You need to know how to do this stuff. That does not mean you need to do it all the time. I had suggested a base education in house wifery, but that doesn’t mean that you’re responsible for it all the time in some kind of psychotic Valium laced Stepford scenario. I know how to do laundry, but my significant other does it in our household. If he ever said, do your own laundry, I could. If you know how to clean your house sparklingly clean but chose to not live in a constant Miss Martha police state, that’s okay. If it’s part of your strategy as a hearth Witch, well then you must be a clever kitchen Witch! My house would not pass Lakshmi inspection at all times (or really like 29 days out of the month) either. If you have the means to send out your laundry or order take out every night, rock out. You just need to know how to perform these functions should you ever need to. It’s sort of like knowing how to do long division. It’s good to know how to do by hand, but the gods made calculators for a reason.
Sometimes, simple is best. I suggested a basic practice in kitchen/hearth Witchery for people who work primarily in “higher” magic because like a proper dilettante, I believe in being well rounded. And frankly sometimes if you need to do something on the fly, it’s a lot easier to pour some salt into a bowl and spit into it than to do a long formal practice. I also think it’s good to know simple magic in order to be able to obtain simple things. You need fifty bucks to make your bills this month? You could do something v. formal or you could do something quick and get on with your life. Formal magic often requires a lot more time, energy, and effort. And there are certain things that are better suited to those practices, but you need a quick little something, low magic just seems like a better way to do so.
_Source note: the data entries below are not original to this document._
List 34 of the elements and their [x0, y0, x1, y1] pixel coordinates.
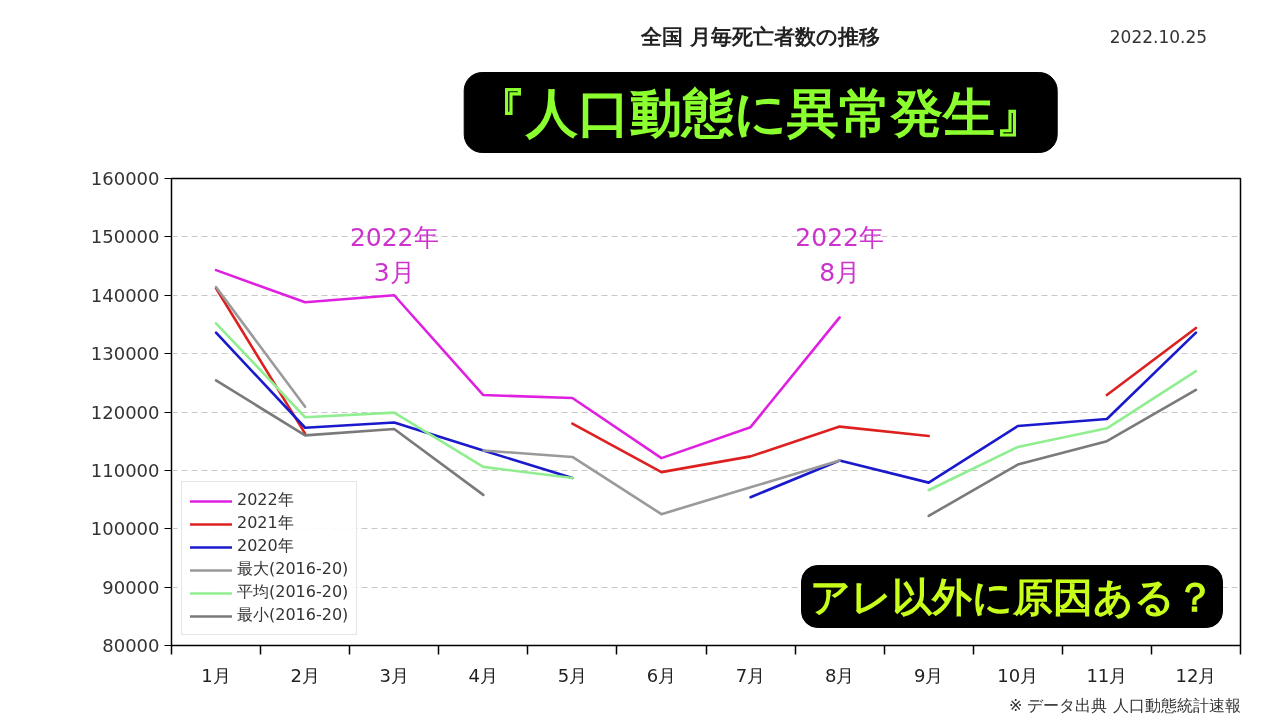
- legend-label: 2022年: [237, 490, 294, 511]
- y-tick-label: 120000: [90, 401, 160, 423]
- legend-label: 2021年: [237, 513, 294, 534]
- x-tick-label: 10月: [997, 664, 1039, 686]
- y-tick-label: 150000: [90, 226, 160, 248]
- x-tick-label: 11月: [1086, 664, 1128, 686]
- x-tick-label: 8月: [824, 664, 855, 686]
- x-tick-label: 1月: [201, 664, 231, 686]
- x-tick-label: 6月: [646, 664, 677, 686]
- x-tick-label: 7月: [735, 664, 766, 686]
- y-tick-label: 100000: [90, 518, 160, 540]
- y-tick-label: 80000: [102, 635, 160, 656]
- x-tick-label: 9月: [913, 664, 944, 686]
- annotation: 2022年 3月: [349, 223, 439, 288]
- x-tick-label: 12月: [1175, 664, 1217, 686]
- y-tick-label: 160000: [90, 168, 160, 189]
- y-tick-label: 130000: [90, 343, 160, 365]
- legend-label: 最小(2016-20): [237, 605, 349, 626]
- text: ※ データ出典 人口動態統計速報: [1008, 695, 1241, 715]
- y-tick-label: 140000: [90, 284, 160, 306]
- legend-label: 最大(2016-20): [237, 559, 349, 580]
- legend-label: 平均(2016-20): [237, 582, 349, 603]
- annotation: 2022年 8月: [795, 223, 884, 288]
- x-tick-label: 3月: [379, 664, 409, 686]
- annotation: アレ以外に原因ある？: [809, 573, 1215, 620]
- y-tick-label: 90000: [102, 576, 160, 598]
- legend-label: 2020年: [237, 536, 294, 557]
- chart-title: 全国 月毎死亡者数の推移: [640, 24, 881, 49]
- y-tick-label: 110000: [90, 459, 160, 481]
- x-tick-label: 5月: [557, 664, 588, 686]
- text: 2022.10.25: [1109, 27, 1208, 47]
- x-tick-label: 2月: [290, 664, 320, 686]
- x-tick-label: 4月: [468, 664, 499, 686]
- text: 『人口動態に異常発生』: [474, 82, 1048, 143]
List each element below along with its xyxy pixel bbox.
Furthering the math analogy, you may become so accustomed to Calculus and using a calculator to do so, you forget how to do basic level math. This is not going to help you when it’s your job to do bistro math for the table ’cause you’re the math chick and you left your cell phone at home.
Some of what I suggest needing to know may seem unnecessary and sort of Mr. Miyagi, but look at it from a kitchen Witch’s perspective: You claim to be a kitchen/hearth Witch, I’m supposed to trust you to do a love spell for me using hearth magic, but . . .you don’t know how to take care of your hearth which functions as your temple, your magical work space? Fill in your own mechanic/gyno joke here.